For existing projects

# 1. Generate .gitallow from currently tracked files
git ls-files | sed 's|[^/]*$||' | sort -u | sed 's|^|!|; s|$|**|' > .gitallow.draft

# 2. Or more precisely:
git ls-files > /tmp/tracked.txt
# Review and convert to glob patterns

# 3. Verify nothing is lost
git status  # Should show no unexpected changes

For Git itself

Phase 1 — Introduce .gitallow as opt-in.

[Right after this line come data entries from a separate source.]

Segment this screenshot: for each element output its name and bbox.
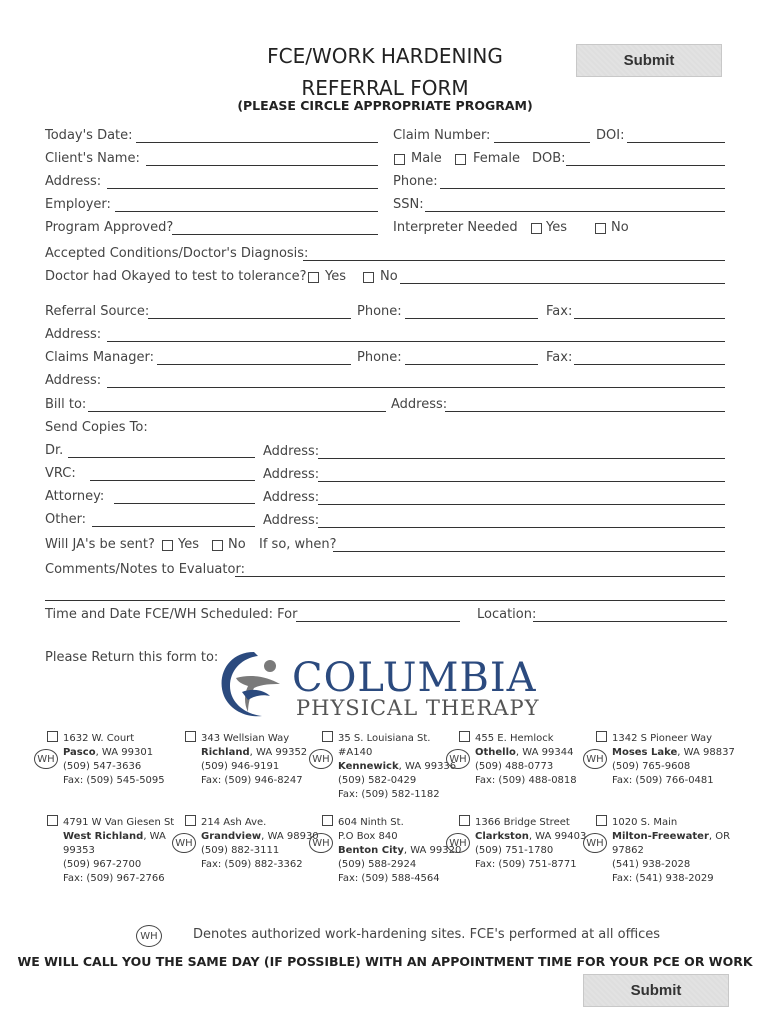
vrc-field[interactable] [90, 466, 255, 481]
vrc-address-label: Address: [263, 467, 320, 482]
will-ja-yes-checkbox[interactable] [162, 540, 173, 551]
interpreter-no-checkbox[interactable] [595, 223, 606, 234]
address-field[interactable] [107, 174, 378, 189]
doctor-okayed-label: Doctor had Okayed to test to tolerance? [45, 269, 307, 284]
time-date-field[interactable] [296, 607, 460, 622]
dr-address-field[interactable] [318, 444, 725, 459]
todays-date-label: Today's Date: [45, 128, 133, 143]
send-copies-label: Send Copies To: [45, 420, 148, 435]
other-address-label: Address: [263, 513, 320, 528]
clients-name-field[interactable] [146, 151, 378, 166]
office-benton-city: 604 Ninth St. P.O Box 840 Benton City, WA 99320 (509) 588-2924 Fax: (509) 588-4564 [338, 817, 462, 884]
accepted-conditions-field[interactable] [303, 246, 725, 261]
doi-field[interactable] [627, 128, 725, 143]
call-notice: WE WILL CALL YOU THE SAME DAY (IF POSSIBLE) WITH AN APPOINTMENT TIME FOR YOUR PCE OR WORK [17, 954, 753, 969]
office-othello: 455 E. Hemlock Othello, WA 99344 (509) 488-0773 Fax: (509) 488-0818 [475, 733, 577, 786]
office-kennewick: 35 S. Louisiana St. #A140 Kennewick, WA 99336 (509) 582-0429 Fax: (509) 582-1182 [338, 733, 457, 800]
office-grandview-checkbox[interactable] [185, 815, 196, 826]
claims-phone-field[interactable] [405, 350, 538, 365]
bill-address-field[interactable] [445, 397, 725, 412]
dob-label: DOB: [532, 151, 566, 166]
bill-address-label: Address: [391, 397, 448, 412]
phone-label: Phone: [393, 174, 438, 189]
office-grandview: 214 Ash Ave. Grandview, WA 98930 (509) 882-3111 Fax: (509) 882-3362 [201, 817, 319, 870]
office-pasco-checkbox[interactable] [47, 731, 58, 742]
attorney-label: Attorney: [45, 489, 105, 504]
todays-date-field[interactable] [136, 128, 378, 143]
office-pasco-wh-badge: WH [34, 749, 58, 769]
attorney-address-field[interactable] [318, 490, 725, 505]
office-moses-lake-checkbox[interactable] [596, 731, 607, 742]
female-label: Female [473, 151, 521, 166]
will-ja-yes-label: Yes [178, 537, 199, 552]
referral-fax-label: Fax: [546, 304, 573, 319]
office-moses-lake-wh-badge: WH [583, 749, 607, 769]
comments-field-line1[interactable] [235, 562, 725, 577]
claims-address-label: Address: [45, 373, 102, 388]
doctor-okayed-field[interactable] [400, 269, 725, 284]
office-clarkston-wh-badge: WH [446, 833, 470, 853]
location-field[interactable] [533, 607, 727, 622]
claims-address-field[interactable] [107, 373, 725, 388]
program-approved-field[interactable] [172, 220, 378, 235]
clients-name-label: Client's Name: [45, 151, 140, 166]
doi-label: DOI: [596, 128, 625, 143]
doctor-okayed-yes-checkbox[interactable] [308, 272, 319, 283]
form-subtitle: (PLEASE CIRCLE APPROPRIATE PROGRAM) [237, 98, 533, 113]
logo-name: COLUMBIA [292, 655, 537, 701]
referral-source-field[interactable] [148, 304, 351, 319]
office-milton-freewater-checkbox[interactable] [596, 815, 607, 826]
interpreter-needed-label: Interpreter Needed [393, 220, 518, 235]
employer-field[interactable] [115, 197, 378, 212]
employer-label: Employer: [45, 197, 111, 212]
dr-address-label: Address: [263, 444, 320, 459]
claim-number-field[interactable] [494, 128, 590, 143]
office-west-richland: 4791 W Van Giesen St West Richland, WA 99353 (509) 967-2700 Fax: (509) 967-2766 [63, 817, 175, 884]
interpreter-yes-checkbox[interactable] [531, 223, 542, 234]
doctor-okayed-no-label: No [380, 269, 398, 284]
claims-manager-label: Claims Manager: [45, 350, 154, 365]
office-richland: 343 Wellsian Way Richland, WA 99352 (509) 946-9191 Fax: (509) 946-8247 [201, 733, 308, 786]
claims-phone-label: Phone: [357, 350, 402, 365]
accepted-conditions-label: Accepted Conditions/Doctor's Diagnosis: [45, 246, 309, 261]
office-benton-city-checkbox[interactable] [322, 815, 333, 826]
office-grandview-wh-badge: WH [172, 833, 196, 853]
dr-label: Dr. [45, 443, 64, 458]
comments-field-line2[interactable] [45, 586, 725, 601]
dob-field[interactable] [566, 151, 725, 166]
interpreter-no-label: No [611, 220, 629, 235]
referral-address-label: Address: [45, 327, 102, 342]
dr-field[interactable] [68, 443, 255, 458]
legend-wh-badge: WH [136, 925, 162, 947]
vrc-label: VRC: [45, 466, 76, 481]
male-checkbox[interactable] [394, 154, 405, 165]
office-west-richland-checkbox[interactable] [47, 815, 58, 826]
office-kennewick-checkbox[interactable] [322, 731, 333, 742]
ssn-field[interactable] [425, 197, 725, 212]
phone-field[interactable] [440, 174, 725, 189]
other-label: Other: [45, 512, 87, 527]
submit-button-bottom[interactable]: Submit [583, 974, 729, 1007]
male-label: Male [411, 151, 442, 166]
office-clarkston-checkbox[interactable] [459, 815, 470, 826]
bill-to-field[interactable] [88, 397, 386, 412]
will-ja-label: Will JA's be sent? [45, 537, 155, 552]
other-field[interactable] [92, 512, 255, 527]
comments-label: Comments/Notes to Evaluator: [45, 562, 245, 577]
office-pasco: 1632 W. Court Pasco, WA 99301 (509) 547-3636 Fax: (509) 545-5095 [63, 733, 165, 786]
referral-phone-label: Phone: [357, 304, 402, 319]
office-benton-city-wh-badge: WH [309, 833, 333, 853]
legend-text: Denotes authorized work-hardening sites. FCE's performed at all offices [193, 927, 661, 942]
office-othello-wh-badge: WH [446, 749, 470, 769]
office-milton-freewater: 1020 S. Main Milton-Freewater, OR 97862 (541) 938-2028 Fax: (541) 938-2029 [612, 817, 731, 884]
will-ja-no-checkbox[interactable] [212, 540, 223, 551]
other-address-field[interactable] [318, 513, 725, 528]
claims-fax-field[interactable] [574, 350, 725, 365]
form-title-line1: FCE/WORK HARDENING [267, 44, 503, 68]
office-clarkston: 1366 Bridge Street Clarkston, WA 99403 (509) 751-1780 Fax: (509) 751-8771 [475, 817, 587, 870]
location-label: Location: [477, 607, 537, 622]
logo-tagline: PHYSICAL THERAPY [296, 696, 540, 720]
submit-button-top[interactable]: Submit [576, 44, 722, 77]
doctor-okayed-no-checkbox[interactable] [363, 272, 374, 283]
referral-address-field[interactable] [107, 327, 725, 342]
if-so-when-label: If so, when? [259, 537, 337, 552]
office-kennewick-wh-badge: WH [309, 749, 333, 769]
office-othello-checkbox[interactable] [459, 731, 470, 742]
time-date-label: Time and Date FCE/WH Scheduled: For [45, 607, 298, 622]
office-milton-freewater-wh-badge: WH [583, 833, 607, 853]
bill-to-label: Bill to: [45, 397, 87, 412]
interpreter-yes-label: Yes [546, 220, 567, 235]
office-richland-checkbox[interactable] [185, 731, 196, 742]
office-moses-lake: 1342 S Pioneer Way Moses Lake, WA 98837 (509) 765-9608 Fax: (509) 766-0481 [612, 733, 735, 786]
doctor-okayed-yes-label: Yes [325, 269, 346, 284]
referral-phone-field[interactable] [405, 304, 538, 319]
please-return-label: Please Return this form to: [45, 650, 219, 665]
referral-fax-field[interactable] [574, 304, 725, 319]
program-approved-label: Program Approved? [45, 220, 174, 235]
referral-source-label: Referral Source: [45, 304, 150, 319]
attorney-field[interactable] [114, 489, 255, 504]
female-checkbox[interactable] [455, 154, 466, 165]
claims-fax-label: Fax: [546, 350, 573, 365]
form-title-line2: REFERRAL FORM [301, 76, 469, 100]
will-ja-no-label: No [228, 537, 246, 552]
attorney-address-label: Address: [263, 490, 320, 505]
company-logo-icon [214, 648, 294, 722]
claims-manager-field[interactable] [157, 350, 351, 365]
ssn-label: SSN: [393, 197, 424, 212]
claim-number-label: Claim Number: [393, 128, 491, 143]
address-label: Address: [45, 174, 102, 189]
vrc-address-field[interactable] [318, 467, 725, 482]
if-so-when-field[interactable] [333, 537, 725, 552]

Add git init --allow template option.
Phase 2 — Add git allow subcommand for managing patterns (add, remove, check).
Phase 3 — Provide git allow --generate to auto-create a .gitallow from currently tracked files.
Phase 4 — Consider core.allowFile strict as a recommended setting for security-sensitive projects.

Alternatives considered

Alternative	Why it's insufficient
`*` + `!` negation in `.gitignore`	Counter-intuitive syntax, parent directory trap, order-dependent, cognitive dissonance (writing "allow" in "ignore")
Pre-commit hooks (gitleaks, trufflehog)	External dependency, detects secrets after staging, can be bypassed with `--no-verify`
`git add` discipline	Relies on human vigilance — exactly what AI agents lack
`.git/info/exclude`	Not shared, not enforceable across a team
GitHub Push Protection	Server-side only, limited to known secret patterns, doesn't prevent local commits
Tool-specific ignore files (`.claudeignore`, `.cursorignore`)	Fragmented ecosystem, each tool has its own syntax and enforcement (or lack thereof), not a Git-level guarantee

Backward compatibility

Repositories without .gitallow behave exactly as today — zero breaking changes.
.gitallow is opt-in and additive.
The file is versioned and shared, like .gitignore.
Existing .gitignore files continue to work, complementing .gitallow as a secondary filter.

References

Jason Stitt — "Effective .gitignore Whitelisting Patterns" — demonstrates the complexity of current workarounds
izissise — "Allowlist for .gitignore" — real-world monorepo allowlist with dedicated generation script
How-To Geek — "How to Set Up .gitignore As a Whitelist" — tutorial on the current workaround
Brian Gershon — "Securing AI Coding Tools" — security analysis of AI coding agents and ignore files
The Register — "Claude Code ignores ignore rules meant to block secrets" — real-world example of agent-level ignore failures
Gitleaks — Feature request: use .gitignore as allowlist
git-scm.com — gitignore documentation
GitHub gitignore templates

The safest .gitignore is one that trusts nothing by default. It's time for Git to make this a first-class feature.